Wer ist der gebürtige Angolaner?
Lumengos politische Karriere verlief rasant: Seit drei Jahren politisiert der 45-jährige Jurist für die PSR im Bieler Stadtrat. Letztes Jahr wurde er für die SP in den Grossen Rat im Kanton gewählt. Nun darf er für die nächsten vier Jahre zusammen mit Parteikollege Hans Stöckli Biel und Umgebung im Bundeshaus vertreten.

Politischer Flüchtling
“Die Wahl freut mich sehr”, sagt Lumengo, “besonders nach den heftigen Attacken der Freiheitspartei”. Das sei eine “grosse Befriedigung”. Nach einem Autounfall zeigte ihn die in Biel bekannte Freiheitspartei FPS (von Polizeidirektor Erich Scherrer) wegen pflichtwidrigen Verhaltens an und betitelte ihn im Internet als Lügner. Für das Vergehen wurde Lumengo gebüsst. Seine Wahl sei eine Antwort der Bevölkerung auf die Kampagne der SVP. “Ich bin ein schwarzes Schaf, das gewählt wurde”, sagt er in Anspielung auf die SVP-Plakate.
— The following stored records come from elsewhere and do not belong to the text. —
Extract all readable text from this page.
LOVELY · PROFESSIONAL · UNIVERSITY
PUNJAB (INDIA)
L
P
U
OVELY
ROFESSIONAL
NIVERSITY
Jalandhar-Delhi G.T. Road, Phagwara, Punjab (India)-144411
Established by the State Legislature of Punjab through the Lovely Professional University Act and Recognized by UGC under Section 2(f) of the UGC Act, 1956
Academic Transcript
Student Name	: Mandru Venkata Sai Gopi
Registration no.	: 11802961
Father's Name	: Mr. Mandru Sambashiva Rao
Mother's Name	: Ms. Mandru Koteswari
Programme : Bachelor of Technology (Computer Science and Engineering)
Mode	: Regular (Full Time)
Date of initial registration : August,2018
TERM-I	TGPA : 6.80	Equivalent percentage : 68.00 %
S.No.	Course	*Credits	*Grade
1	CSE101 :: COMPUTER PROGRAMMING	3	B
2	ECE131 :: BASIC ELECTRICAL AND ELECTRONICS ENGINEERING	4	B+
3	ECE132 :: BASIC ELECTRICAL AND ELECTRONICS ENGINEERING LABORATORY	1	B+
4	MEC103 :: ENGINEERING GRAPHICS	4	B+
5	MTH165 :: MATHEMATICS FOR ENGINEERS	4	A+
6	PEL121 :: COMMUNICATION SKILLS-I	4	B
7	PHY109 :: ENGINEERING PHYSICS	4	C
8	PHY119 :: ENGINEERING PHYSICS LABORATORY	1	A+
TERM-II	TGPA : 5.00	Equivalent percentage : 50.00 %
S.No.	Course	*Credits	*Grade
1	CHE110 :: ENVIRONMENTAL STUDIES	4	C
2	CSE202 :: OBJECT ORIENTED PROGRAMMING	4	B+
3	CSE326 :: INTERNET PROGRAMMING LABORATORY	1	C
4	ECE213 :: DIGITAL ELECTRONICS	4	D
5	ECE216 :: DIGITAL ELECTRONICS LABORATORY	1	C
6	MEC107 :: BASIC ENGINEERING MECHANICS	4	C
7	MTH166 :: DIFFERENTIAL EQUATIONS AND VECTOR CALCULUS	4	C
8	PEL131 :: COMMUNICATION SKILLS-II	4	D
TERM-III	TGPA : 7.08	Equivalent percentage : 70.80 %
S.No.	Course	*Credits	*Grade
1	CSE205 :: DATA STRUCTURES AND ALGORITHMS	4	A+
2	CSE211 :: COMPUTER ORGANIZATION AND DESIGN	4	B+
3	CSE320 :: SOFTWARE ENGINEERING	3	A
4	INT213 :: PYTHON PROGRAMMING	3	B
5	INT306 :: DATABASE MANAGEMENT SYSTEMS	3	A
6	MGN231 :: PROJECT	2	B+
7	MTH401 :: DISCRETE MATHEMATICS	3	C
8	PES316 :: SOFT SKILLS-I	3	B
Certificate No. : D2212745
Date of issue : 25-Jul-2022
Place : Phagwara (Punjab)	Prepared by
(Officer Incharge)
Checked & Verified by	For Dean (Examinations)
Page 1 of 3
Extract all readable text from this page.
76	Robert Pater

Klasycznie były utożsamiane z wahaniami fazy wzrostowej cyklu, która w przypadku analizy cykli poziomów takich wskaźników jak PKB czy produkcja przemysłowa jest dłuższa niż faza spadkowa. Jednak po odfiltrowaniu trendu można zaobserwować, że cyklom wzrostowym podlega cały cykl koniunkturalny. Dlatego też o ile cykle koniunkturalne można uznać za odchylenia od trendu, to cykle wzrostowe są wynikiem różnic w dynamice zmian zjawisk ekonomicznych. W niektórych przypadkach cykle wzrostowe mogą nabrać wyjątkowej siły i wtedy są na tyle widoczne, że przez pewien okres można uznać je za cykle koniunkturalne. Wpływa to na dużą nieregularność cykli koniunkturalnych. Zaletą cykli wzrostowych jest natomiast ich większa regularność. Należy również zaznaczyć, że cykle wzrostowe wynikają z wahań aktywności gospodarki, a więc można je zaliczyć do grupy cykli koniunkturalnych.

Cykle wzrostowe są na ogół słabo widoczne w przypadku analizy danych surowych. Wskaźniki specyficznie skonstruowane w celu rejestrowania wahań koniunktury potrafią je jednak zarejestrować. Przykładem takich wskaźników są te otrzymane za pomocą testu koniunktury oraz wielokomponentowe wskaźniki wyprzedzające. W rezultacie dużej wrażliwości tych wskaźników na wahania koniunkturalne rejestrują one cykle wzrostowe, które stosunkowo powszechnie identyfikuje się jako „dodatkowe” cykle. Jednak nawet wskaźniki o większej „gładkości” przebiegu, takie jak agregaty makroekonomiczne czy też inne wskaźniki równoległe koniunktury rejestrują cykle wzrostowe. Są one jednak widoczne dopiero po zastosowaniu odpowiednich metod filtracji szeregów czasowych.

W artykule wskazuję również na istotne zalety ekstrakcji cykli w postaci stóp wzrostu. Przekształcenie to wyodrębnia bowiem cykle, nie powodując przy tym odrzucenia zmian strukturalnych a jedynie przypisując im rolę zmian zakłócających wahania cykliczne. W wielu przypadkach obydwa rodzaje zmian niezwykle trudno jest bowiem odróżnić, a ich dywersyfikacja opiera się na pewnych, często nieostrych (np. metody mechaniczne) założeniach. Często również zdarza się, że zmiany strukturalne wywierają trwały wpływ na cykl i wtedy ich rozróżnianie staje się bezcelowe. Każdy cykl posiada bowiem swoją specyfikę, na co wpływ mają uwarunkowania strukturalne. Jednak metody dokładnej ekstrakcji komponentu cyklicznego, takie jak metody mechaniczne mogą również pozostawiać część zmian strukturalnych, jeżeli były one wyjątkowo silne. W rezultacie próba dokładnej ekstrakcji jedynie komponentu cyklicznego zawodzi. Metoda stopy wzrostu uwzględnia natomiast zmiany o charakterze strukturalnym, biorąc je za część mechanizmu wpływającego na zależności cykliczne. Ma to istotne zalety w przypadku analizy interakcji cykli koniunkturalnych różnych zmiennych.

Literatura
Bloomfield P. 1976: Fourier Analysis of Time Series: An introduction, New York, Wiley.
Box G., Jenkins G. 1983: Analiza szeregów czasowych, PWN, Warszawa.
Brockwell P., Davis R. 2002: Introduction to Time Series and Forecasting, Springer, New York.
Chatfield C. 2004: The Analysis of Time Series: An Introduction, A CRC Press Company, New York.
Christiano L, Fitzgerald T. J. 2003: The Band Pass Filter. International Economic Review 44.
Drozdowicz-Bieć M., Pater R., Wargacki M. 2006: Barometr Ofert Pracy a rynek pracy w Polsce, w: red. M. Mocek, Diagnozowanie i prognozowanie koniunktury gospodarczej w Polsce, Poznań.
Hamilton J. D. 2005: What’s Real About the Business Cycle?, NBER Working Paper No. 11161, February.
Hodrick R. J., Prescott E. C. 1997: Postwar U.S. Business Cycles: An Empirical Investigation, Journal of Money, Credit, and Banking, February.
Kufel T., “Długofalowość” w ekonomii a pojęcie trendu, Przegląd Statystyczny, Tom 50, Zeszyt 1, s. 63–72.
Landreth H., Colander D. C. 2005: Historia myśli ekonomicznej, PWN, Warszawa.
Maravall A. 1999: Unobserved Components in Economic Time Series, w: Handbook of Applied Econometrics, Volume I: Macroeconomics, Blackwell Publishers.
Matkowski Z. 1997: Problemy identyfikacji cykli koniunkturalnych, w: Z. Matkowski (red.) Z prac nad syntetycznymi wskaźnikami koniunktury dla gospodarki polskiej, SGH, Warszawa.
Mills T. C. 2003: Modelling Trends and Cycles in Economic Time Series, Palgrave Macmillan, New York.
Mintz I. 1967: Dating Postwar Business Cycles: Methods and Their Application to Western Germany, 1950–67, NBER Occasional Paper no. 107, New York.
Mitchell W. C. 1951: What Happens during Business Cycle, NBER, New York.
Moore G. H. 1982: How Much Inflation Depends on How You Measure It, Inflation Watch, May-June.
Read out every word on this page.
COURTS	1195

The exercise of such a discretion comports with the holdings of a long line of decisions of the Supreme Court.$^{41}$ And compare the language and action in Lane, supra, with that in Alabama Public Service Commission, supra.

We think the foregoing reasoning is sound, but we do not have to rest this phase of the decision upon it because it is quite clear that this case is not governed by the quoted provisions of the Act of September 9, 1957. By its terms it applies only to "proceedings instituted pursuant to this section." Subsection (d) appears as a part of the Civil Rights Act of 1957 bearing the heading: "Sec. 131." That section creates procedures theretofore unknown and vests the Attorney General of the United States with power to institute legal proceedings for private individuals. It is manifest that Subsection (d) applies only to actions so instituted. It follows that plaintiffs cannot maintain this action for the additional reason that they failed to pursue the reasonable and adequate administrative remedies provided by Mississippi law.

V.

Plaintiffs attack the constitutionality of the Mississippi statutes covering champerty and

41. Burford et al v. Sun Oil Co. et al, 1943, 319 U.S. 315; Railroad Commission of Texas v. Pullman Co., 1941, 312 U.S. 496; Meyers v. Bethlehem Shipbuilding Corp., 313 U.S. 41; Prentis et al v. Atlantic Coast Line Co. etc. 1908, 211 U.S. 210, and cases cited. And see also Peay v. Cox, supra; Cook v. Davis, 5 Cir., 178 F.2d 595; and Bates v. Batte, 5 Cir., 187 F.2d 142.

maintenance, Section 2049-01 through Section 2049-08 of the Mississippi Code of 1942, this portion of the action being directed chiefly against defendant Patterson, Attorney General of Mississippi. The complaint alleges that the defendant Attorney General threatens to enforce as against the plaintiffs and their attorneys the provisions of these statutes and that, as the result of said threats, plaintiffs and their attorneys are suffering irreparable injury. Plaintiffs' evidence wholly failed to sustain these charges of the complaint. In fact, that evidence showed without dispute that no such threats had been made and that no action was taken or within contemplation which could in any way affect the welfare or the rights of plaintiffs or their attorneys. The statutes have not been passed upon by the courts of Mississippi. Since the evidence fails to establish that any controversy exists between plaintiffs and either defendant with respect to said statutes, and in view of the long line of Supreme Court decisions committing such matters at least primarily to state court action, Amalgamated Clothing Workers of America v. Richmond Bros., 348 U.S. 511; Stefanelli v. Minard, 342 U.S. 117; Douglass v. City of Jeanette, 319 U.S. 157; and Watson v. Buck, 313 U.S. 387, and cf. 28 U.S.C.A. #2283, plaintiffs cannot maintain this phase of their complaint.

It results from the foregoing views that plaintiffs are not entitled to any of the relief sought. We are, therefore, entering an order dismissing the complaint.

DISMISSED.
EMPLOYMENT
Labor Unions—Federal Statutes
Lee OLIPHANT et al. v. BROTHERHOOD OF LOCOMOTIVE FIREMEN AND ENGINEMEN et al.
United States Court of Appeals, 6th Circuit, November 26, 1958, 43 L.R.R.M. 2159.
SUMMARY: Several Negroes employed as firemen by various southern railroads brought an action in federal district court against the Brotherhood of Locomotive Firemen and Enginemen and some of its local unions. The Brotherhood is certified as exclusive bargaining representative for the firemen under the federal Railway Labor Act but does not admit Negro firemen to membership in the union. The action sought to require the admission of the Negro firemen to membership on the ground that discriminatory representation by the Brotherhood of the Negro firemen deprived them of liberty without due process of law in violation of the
Jurist und Integrationsfigur
Lumengo will sich im Parlament für die Integration von Ausländern und deren Rechte einsetzen. Das Bildungswesen und die Bekämpfung der Arbeitslosigkeit liegen ihm ebenfalls am Herzen. Nachdem er in Schweiz eine Aufenthaltsbewilligung als politischer Flüchtling erhalten hatte, studierte Lumengo in Freiburg Jura und arbeitet heute als juristischer Berater am interkulturellen Begegnungszentrum Multimondo in Biel.